I take my daughter to a decent number of movies. Some are press screenings and some are regular showings, but we see a lot of movies together. She actually has a running list of what she wants to see for the next three (or more) years. The movie she has been most excited for this summer—maybe this year—is “Ghostbusters.”
I don’t know if her enthusiasm has been due to the fact that the new movie offers four female leads or if it’s just the sort of special effects-driven action-horror-comedy thing that’s up her alley. Whatever the case, she’s wanted to see it. Due to conflicts in her schedule, she wasn’t able to attend the press screening (and out of solidarity, I didn’t go either), but we saw it opening weekend and she loved it.
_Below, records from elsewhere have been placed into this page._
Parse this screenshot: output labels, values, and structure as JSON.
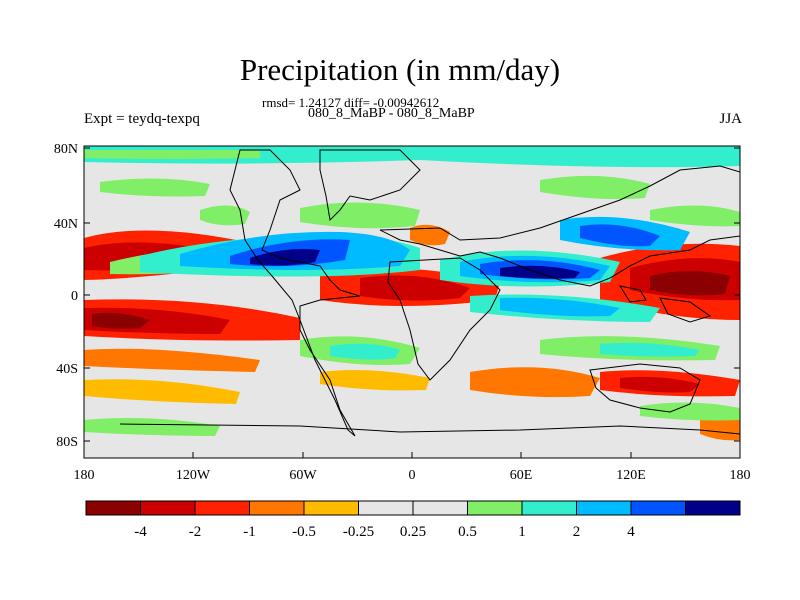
{
  "title": "Precipitation (in mm/day)",
  "subtitle": "rmsd= 1.24127 diff= -0.00942612",
  "case": "080_8_MaBP - 080_8_MaBP",
  "left_label": "Expt = teydq-texpq",
  "right_label": "JJA",
  "map": {
    "y_ticks": [
      "80N",
      "40N",
      "0",
      "40S",
      "80S"
    ],
    "x_ticks": [
      "180",
      "120W",
      "60W",
      "0",
      "60E",
      "120E",
      "180"
    ]
  },
  "colorbar": {
    "colors": [
      "#8b0000",
      "#cc0000",
      "#ff2200",
      "#ff7700",
      "#ffbb00",
      "#e6e6e6",
      "#e6e6e6",
      "#80ee66",
      "#33eecc",
      "#00bbff",
      "#0055ff",
      "#000088"
    ],
    "labels": [
      "-4",
      "-2",
      "-1",
      "-0.5",
      "-0.25",
      "0.25",
      "0.5",
      "1",
      "2",
      "4"
    ]
  }
}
As with just about everyone who has been following the film’s production, I have a more complicated set of feelings surrounding the movie. I want all movies to be good (why would I ever want to sit through a bad film?), but I really wanted “Ghostbusters” to knock it out of the park. “Ghostbusters” I wanted to be good so my daughter could have the same joy watching it in the theater that I had watching the original. I wanted it to be good so that she wouldn’t find herself in a world full of people saying, “See, making this movie with women was a dumb idea. Why did anyone ever think women could lead this film?”
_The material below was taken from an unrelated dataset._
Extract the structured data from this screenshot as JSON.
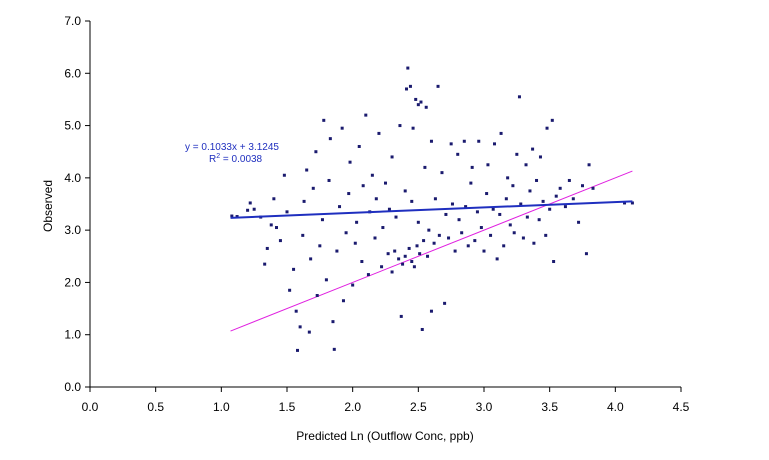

I don’t believe that all the hate surrounding the new movie is about the women leads. I think that no small part of it is a general dissatisfaction in some corners that Hollywood would dare touch something sacred from their childhood. That is a less offensive sentiment, but still silly. Hollywood is going to remake a movie if they think there’s a benefit to dong so. There are remakes of “The Magnificent Seven” and “Ben-Hur” coming out later this year and while many view the 1960 “Magnificent Seven” and 1959 “Ben-Hur” as legendary films which shouldn’t be touched, both those stories had already been told on film.
That background seems necessary before I continue. Below is a brief review of the film, but it’s a review that requires the preface.
The new “Ghostbusters,” in the end, isn’t perfect, but it really is a whole lot of fun. Kate McKinnon absolutely steals the movie as Jillian Holtzmann. Every time she’s on screen, she’s doing or saying something ludicrous and it’s great. The problem with it is that while she’s funny, she’s also playing it differently than every other member of the cast. Leslie Jones’ Patty Tolan nearly gets to the comedic pitch of Holtzmann, but Kristen Wiig and Melissa McCarthy as Erin Gilbert and Abby Yates, respectively, are much more sedate. I don’t mean “not good” by that, just much more sedate. Chris Hemsworth, who plays receptionist Kevin, is utterly hysterical, but still not quite Holtzmann hysterical.
Frankly, the cast is great. There are cameos and bit parts and everyone is good, but the four women are definitely in charge. I would love to see another “Ghostbusters” with them wearing the suits.
I would also hope that it offers a better story. Neil Casey isn’t given very much to do as bad guy, Rowan. He has some plans that he’s thought out but which never seem all that intricate or involved. We may learn what he wants to do, but there’s less on what that will accomplish. The whole thing involves ley lines, but they’re brought in almost after the fact, not gone into in depth, and quickly dismissed.
Put another way, this “Ghostbusters” feels like an origin story; the first tale in larger saga. It spends a lot of time with the forming of the group and them learning how to fight ghosts rather than building up the end game.
Certainly, “Ghostbusters” goes effects heavy in the climactic battle and I could have done with about a minute less at the end of it, but it was still fun. I really think that’s the biggest takeaway from Paul Feig’s film – it’s fun. It may not go down as being as iconic a film the 1984 one, but from start to finish it’s a good time.
I will leave you with this thought – “Ghostbusters” made me cry. At the end of the movie, when the team is celebrating their win, I cried. My daughter was overjoyed with it, perhaps more so than she was with “Captain America: Civil War.” I don’t know if it struck her that in the lead-up to the film so many people spewed such venom towards something that they hadn’t seen, that a percentage of those people thought that the film shouldn’t be made due to the female cast, or if she has really experienced that sort of hate (I hope not).
What I do know is that as these Ghostbusters stood there being celebrated by the city of New York, she saw these four people as heroes. They were women and they were heroes and there was absolutely no sense that being one could possibly diminish their ability to be the other.